The renowned musician converted to Islam in 2018 and changed her name to Shuhada Sadaqat, though continued to perform under the name Sinead O’Connor.
News reports detailing the death of Muslim icon and singer Sinead O’Connor have largely ignored the late artists’ religion, fans highlighted.
The Irish singer and songwriter Sinead O’Connor, known for her stirring voice, died at the age of 56, as confirmed by members of her family.
“It is with great sadness that we announce the passing of our beloved Sinead. Her family and friends are devastated and have requested privacy at this very difficult time,” Irish national broadcaster RTE quoted a statement from the singer’s family on Wednesday.
However, news of her death by Western publications has been slammed by fans of the artist as she has been illustrated without the hijab, which she adopted after converting to Islam, and without mention of her religion.
“Sinead O’Connor became Muslim in 2018 and wore a headscarf like Muslim women do. Media: Let’s disrespect her decision and plaster her pre Islam images everywhere,” one user wrote, slamming publications like BBC who have circulated the images of O’Connor without her hijab.
“Interestingly some people use old pictures of Sinead O’Connor avoiding to use her photos with hijab after she reverted. That makes me wonder why they choose to avoid something she chose herself. If you wanna honor her respect her beliefs,” another user wrote.
In 2018, O’Connor accepted Islam and changed her name to Shuhada Sadaqat, though continued to perform under the name Sinéad O’Connor.
“This is to announce that I am proud to have become a Muslim,” she wrote on Twitter in October 2018. “This is the natural conclusion of any intelligent theologian’s journey. All scripture study leads to Islam. Which makes all other scriptures redundant.”
In a later interview on Ireland’s The Late Late Show, she delved deeper into her journey to Islam.
“I started studying scriptures from different religions, trying to find the ‘truth’ about God… I never thought I would join a religion, but I left Islam until last because I had so much prejudice about Islam,” she said.
“But then when I started reading, and I read just chapter two alone of the Quran, and I realised, ‘Oh my God, I am home’,” she said. “I had been a Muslim all my life and didn’t realise it.”
Globally O’Connor is known for her worldwide hit ‘Nothing Compares 2 U,’ O’Connor’s death has stunned the music industry and her native Ireland.
“The world has lost an artist with the voice of an Angel. Ireland has lost an iconic voice and one of our absolute finest, by a long shot. And I have lost a friend. Sinead’s music will live on and continue to inspire! Rest In Peace, Sinead you are home with your son I am sure,” tweeted former Irish Ultimate Fighting Championship Featherweight Conor McGregor.
O’Connor’s death comes months after her 17-year-old son Shane died of alleged suicide.

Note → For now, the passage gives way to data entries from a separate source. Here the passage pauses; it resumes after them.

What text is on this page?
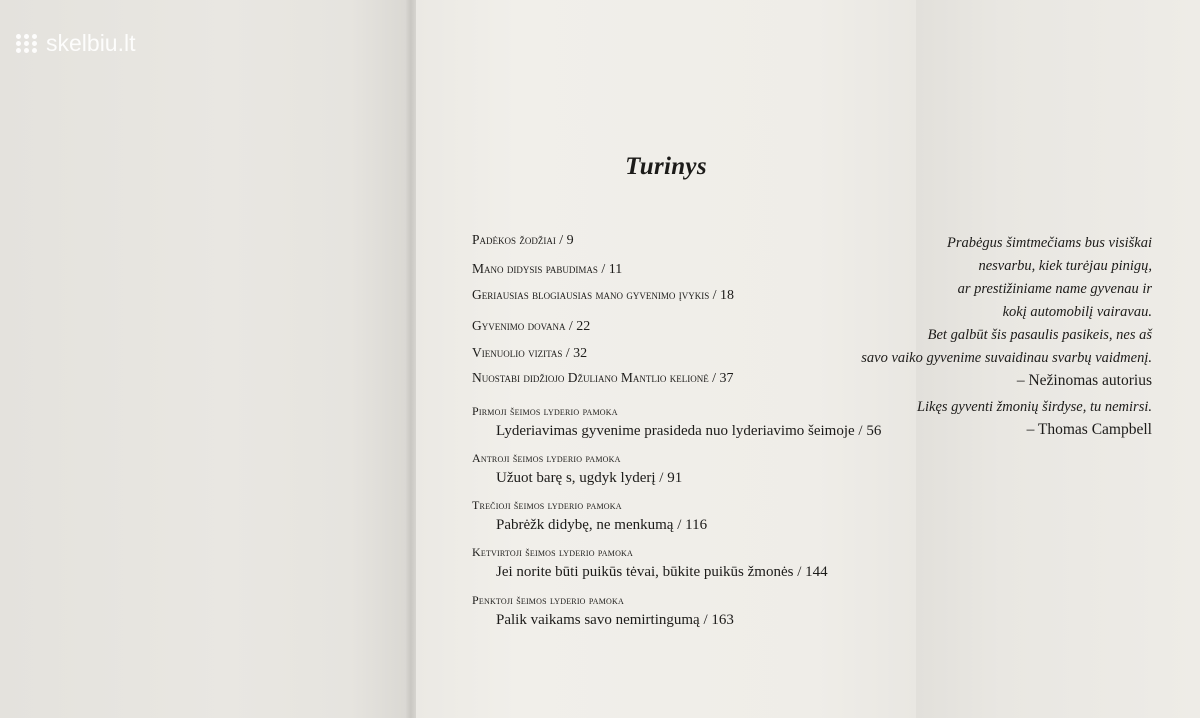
skelbiu.lt
Prabėgus šimtmečiams bus visiškai
nesvarbu, kiek turėjau pinigų,
ar prestižiniame name gyvenau ir
kokį automobilį vairavau.
Bet galbūt šis pasaulis pasikeis, nes aš
savo vaiko gyvenime suvaidinau svarbų vaidmenį.
– Nežinomas autorius
Likęs gyventi žmonių širdyse, tu nemirsi.
– Thomas Campbell
Turinys
Padėkos žodžiai / 9
Mano didysis pabudimas / 11
Geriausias blogiausias mano gyvenimo įvykis / 18
Gyvenimo dovana / 22
Vienuolio vizitas / 32
Nuostabi didžiojo Džuliano Mantlio kelionė / 37
Pirmoji šeimos lyderio pamoka
Lyderiavimas gyvenime prasideda nuo lyderiavimo šeimoje / 56
Antroji šeimos lyderio pamoka
Užuot barę s, ugdyk lyderį / 91
Trečioji šeimos lyderio pamoka
Pabrėžk didybę, ne menkumą / 116
Ketvirtoji šeimos lyderio pamoka
Jei norite būti puikūs tėvai, būkite puikūs žmonės / 144
Penktoji šeimos lyderio pamoka
Palik vaikams savo nemirtingumą / 163
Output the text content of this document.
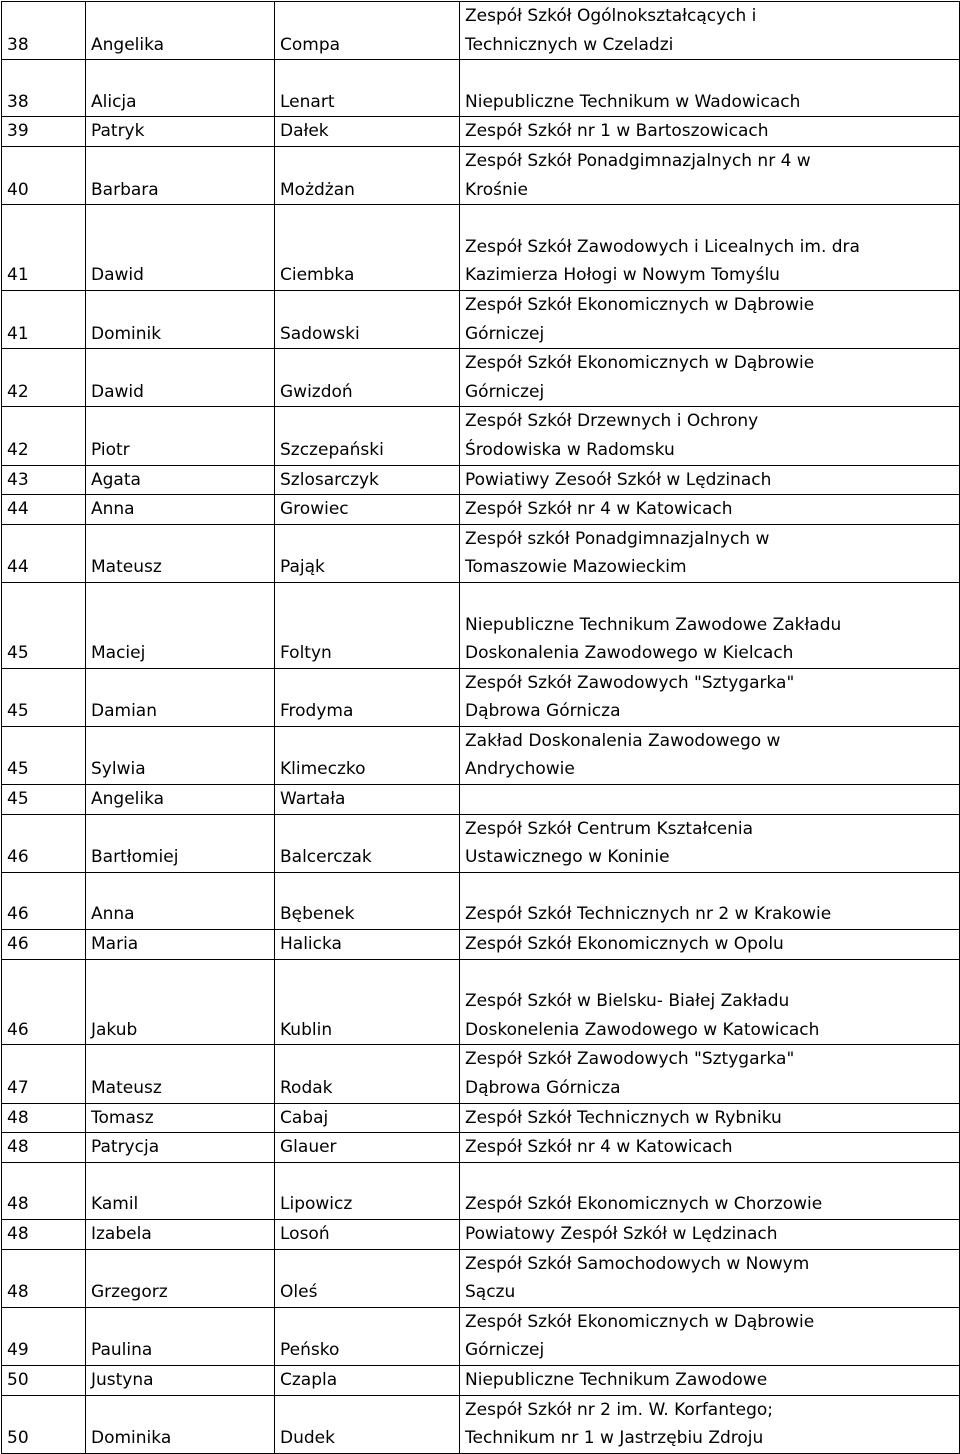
38	Angelika	Compa	Zespół Szkół Ogólnokształcących i
Technicznych w Czeladzi
38	Alicja	Lenart	Niepubliczne Technikum w Wadowicach
39	Patryk	Dałek	Zespół Szkół nr 1 w Bartoszowicach
40	Barbara	Możdżan	Zespół Szkół Ponadgimnazjalnych nr 4 w
Krośnie
41	Dawid	Ciembka	Zespół Szkół Zawodowych i Licealnych im. dra
Kazimierza Hołogi w Nowym Tomyślu
41	Dominik	Sadowski	Zespół Szkół Ekonomicznych w Dąbrowie
Górniczej
42	Dawid	Gwizdoń	Zespół Szkół Ekonomicznych w Dąbrowie
Górniczej
42	Piotr	Szczepański	Zespół Szkół Drzewnych i Ochrony
Środowiska w Radomsku
43	Agata	Szlosarczyk	Powiatiwy Zesoół Szkół w Lędzinach
44	Anna	Growiec	Zespół Szkół nr 4 w Katowicach
44	Mateusz	Pająk	Zespół szkół Ponadgimnazjalnych w
Tomaszowie Mazowieckim
45	Maciej	Foltyn	Niepubliczne Technikum Zawodowe Zakładu
Doskonalenia Zawodowego w Kielcach
45	Damian	Frodyma	Zespół Szkół Zawodowych "Sztygarka"
Dąbrowa Górnicza
45	Sylwia	Klimeczko	Zakład Doskonalenia Zawodowego w
Andrychowie
45	Angelika	Wartała	
46	Bartłomiej	Balcerczak	Zespół Szkół Centrum Kształcenia
Ustawicznego w Koninie
46	Anna	Bębenek	Zespół Szkół Technicznych nr 2 w Krakowie
46	Maria	Halicka	Zespół Szkół Ekonomicznych w Opolu
46	Jakub	Kublin	Zespół Szkół w Bielsku- Białej Zakładu
Doskonelenia Zawodowego w Katowicach
47	Mateusz	Rodak	Zespół Szkół Zawodowych "Sztygarka"
Dąbrowa Górnicza
48	Tomasz	Cabaj	Zespół Szkół Technicznych w Rybniku
48	Patrycja	Glauer	Zespół Szkół nr 4 w Katowicach
48	Kamil	Lipowicz	Zespół Szkół Ekonomicznych w Chorzowie
48	Izabela	Losoń	Powiatowy Zespół Szkół w Lędzinach
48	Grzegorz	Oleś	Zespół Szkół Samochodowych w Nowym
Sączu
49	Paulina	Peńsko	Zespół Szkół Ekonomicznych w Dąbrowie
Górniczej
50	Justyna	Czapla	Niepubliczne Technikum Zawodowe
50	Dominika	Dudek	Zespół Szkół nr 2 im. W. Korfantego;
Technikum nr 1 w Jastrzębiu Zdroju
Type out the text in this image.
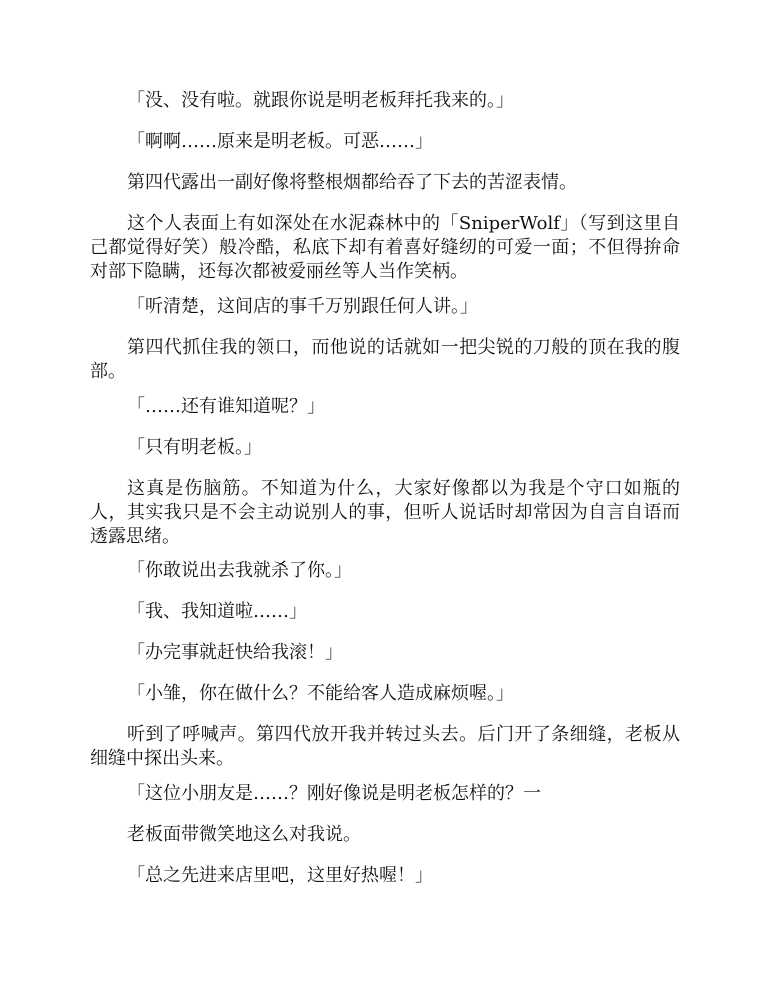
「没、没有啦。就跟你说是明老板拜托我来的。」

「啊啊……原来是明老板。可恶……」

第四代露出一副好像将整根烟都给吞了下去的苦涩表情。

这个人表面上有如深处在水泥森林中的「SniperWolf」（写到这里自己都觉得好笑）般冷酷，私底下却有着喜好缝纫的可爱一面；不但得拚命对部下隐瞒，还每次都被爱丽丝等人当作笑柄。

「听清楚，这间店的事千万别跟任何人讲。」

第四代抓住我的领口，而他说的话就如一把尖锐的刀般的顶在我的腹部。

「……还有谁知道呢？」

「只有明老板。」

这真是伤脑筋。不知道为什么，大家好像都以为我是个守口如瓶的人，其实我只是不会主动说别人的事，但听人说话时却常因为自言自语而透露思绪。

「你敢说出去我就杀了你。」

「我、我知道啦……」

「办完事就赶快给我滚！」

「小雏，你在做什么？不能给客人造成麻烦喔。」

听到了呼喊声。第四代放开我并转过头去。后门开了条细缝，老板从细缝中探出头来。

「这位小朋友是……？刚好像说是明老板怎样的？一

老板面带微笑地这么对我说。

「总之先进来店里吧，这里好热喔！」
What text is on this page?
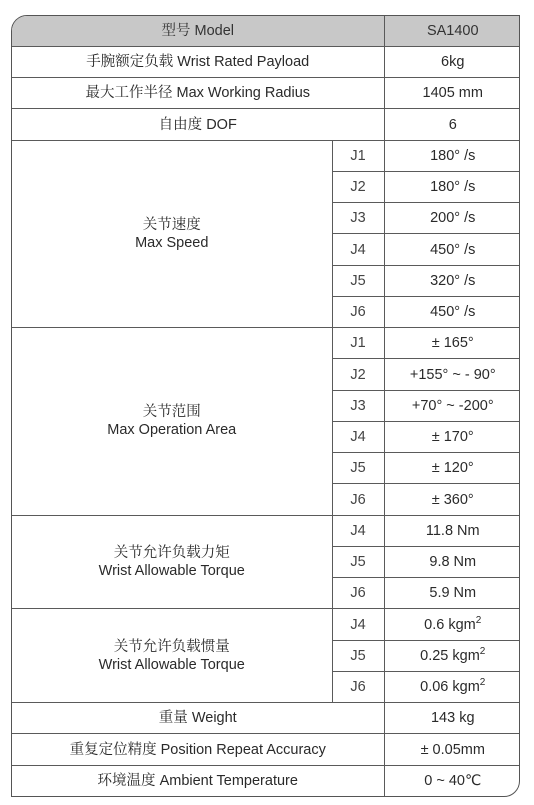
型号 Model		SA1400
手腕额定负载 Wrist Rated Payload		6kg
最大工作半径 Max Working Radius		1405 mm
自由度 DOF		6

关节速度
Max Speed	J1	180° /s
	J2	180° /s
	J3	200° /s
	J4	450° /s
	J5	320° /s
	J6	450° /s

关节范围
Max Operation Area	J1	± 165°
	J2	+155° ~ - 90°
	J3	+70° ~ -200°
	J4	± 170°
	J5	± 120°
	J6	± 360°

关节允许负载力矩
Wrist Allowable Torque	J4	11.8 Nm
	J5	9.8 Nm
	J6	5.9 Nm

关节允许负载惯量
Wrist Allowable Torque	J4	0.6 kgm$^2$
	J5	0.25 kgm$^2$
	J6	0.06 kgm$^2$
重量 Weight		143 kg
重复定位精度 Position Repeat Accuracy		± 0.05mm
环境温度 Ambient Temperature		0 ~ 40℃
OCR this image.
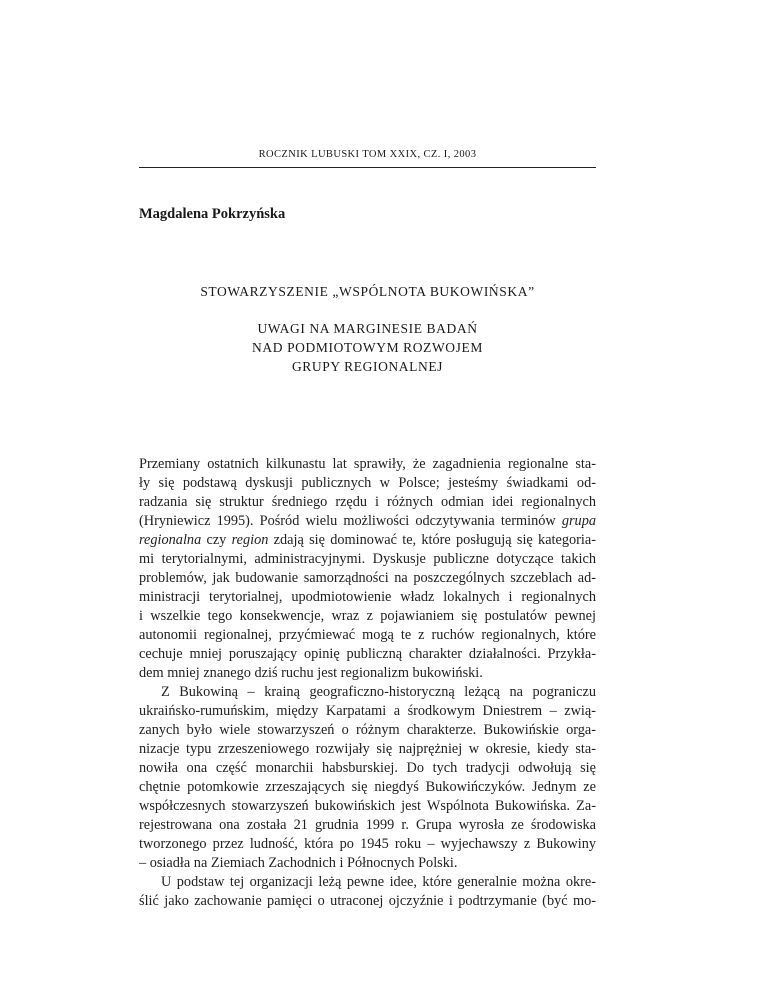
ROCZNIK LUBUSKI TOM XXIX, CZ. I, 2003
Magdalena Pokrzyńska
STOWARZYSZENIE „WSPÓLNOTA BUKOWIŃSKA”
UWAGI NA MARGINESIE BADAŃ
NAD PODMIOTOWYM ROZWOJEM
GRUPY REGIONALNEJ
Przemiany ostatnich kilkunastu lat sprawiły, że zagadnienia regionalne sta-
ły się podstawą dyskusji publicznych w Polsce; jesteśmy świadkami od-
radzania się struktur średniego rzędu i różnych odmian idei regionalnych
(Hryniewicz 1995). Pośród wielu możliwości odczytywania terminów grupa
regionalna czy region zdają się dominować te, które posługują się kategoria-
mi terytorialnymi, administracyjnymi. Dyskusje publiczne dotyczące takich
problemów, jak budowanie samorządności na poszczególnych szczeblach ad-
ministracji terytorialnej, upodmiotowienie władz lokalnych i regionalnych
i wszelkie tego konsekwencje, wraz z pojawianiem się postulatów pewnej
autonomii regionalnej, przyćmiewać mogą te z ruchów regionalnych, które
cechuje mniej poruszający opinię publiczną charakter działalności. Przykła-
dem mniej znanego dziś ruchu jest regionalizm bukowiński.
Z Bukowiną – krainą geograficzno-historyczną leżącą na pograniczu
ukraińsko-rumuńskim, między Karpatami a środkowym Dniestrem – zwią-
zanych było wiele stowarzyszeń o różnym charakterze. Bukowińskie orga-
nizacje typu zrzeszeniowego rozwijały się najprężniej w okresie, kiedy sta-
nowiła ona część monarchii habsburskiej. Do tych tradycji odwołują się
chętnie potomkowie zrzeszających się niegdyś Bukowińczyków. Jednym ze
współczesnych stowarzyszeń bukowińskich jest Wspólnota Bukowińska. Za-
rejestrowana ona została 21 grudnia 1999 r. Grupa wyrosła ze środowiska
tworzonego przez ludność, która po 1945 roku – wyjechawszy z Bukowiny
– osiadła na Ziemiach Zachodnich i Północnych Polski.
U podstaw tej organizacji leżą pewne idee, które generalnie można okre-
ślić jako zachowanie pamięci o utraconej ojczyźnie i podtrzymanie (być mo-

Remembered as among the most fearless activists of the late 20th century, several fans have voiced how inspiring O’Connor was.
“The biggest impression Sinéad O’Connor made on me was her performance at the Bob Dylan tribute show a few days after she ripped up the pope’s pic on SNL. She doubled down on her criticism of the church even while being booed by all of Madison Square Garden – she was 26 & so brave,” one social media wrote on Twitter.
Qatari social media users paid their tributes towards O’Connor, remembering her as an individual with humbleness and intelligence.
“Indeed, we belong to Allah, & to Him we shall return. #SineadOConnor journey’s inspired me. She courageously confronted hardships& injustice & was able to embrace the truth & liberate her spirit with humbleness & intelligence. Her stances are now history to be learned from. RIP,” the user wrote.
However, the musical icon attracted controversy and divided opinions worldwide during her music career.
In 1992, O’Connor tore up a photograph of Pope John Paul II on the Saturday Night Live US television programme in protest against child sex abuse in the Catholic Church.
In addition, O’Connor refused to play the US national anthem before her concerts and boycott Grammy Awards, voicing her belief “to be part of a world that measures artistic ability by material success.”
The circumstances of her death remain unclear. O’Connor is survived by her three children.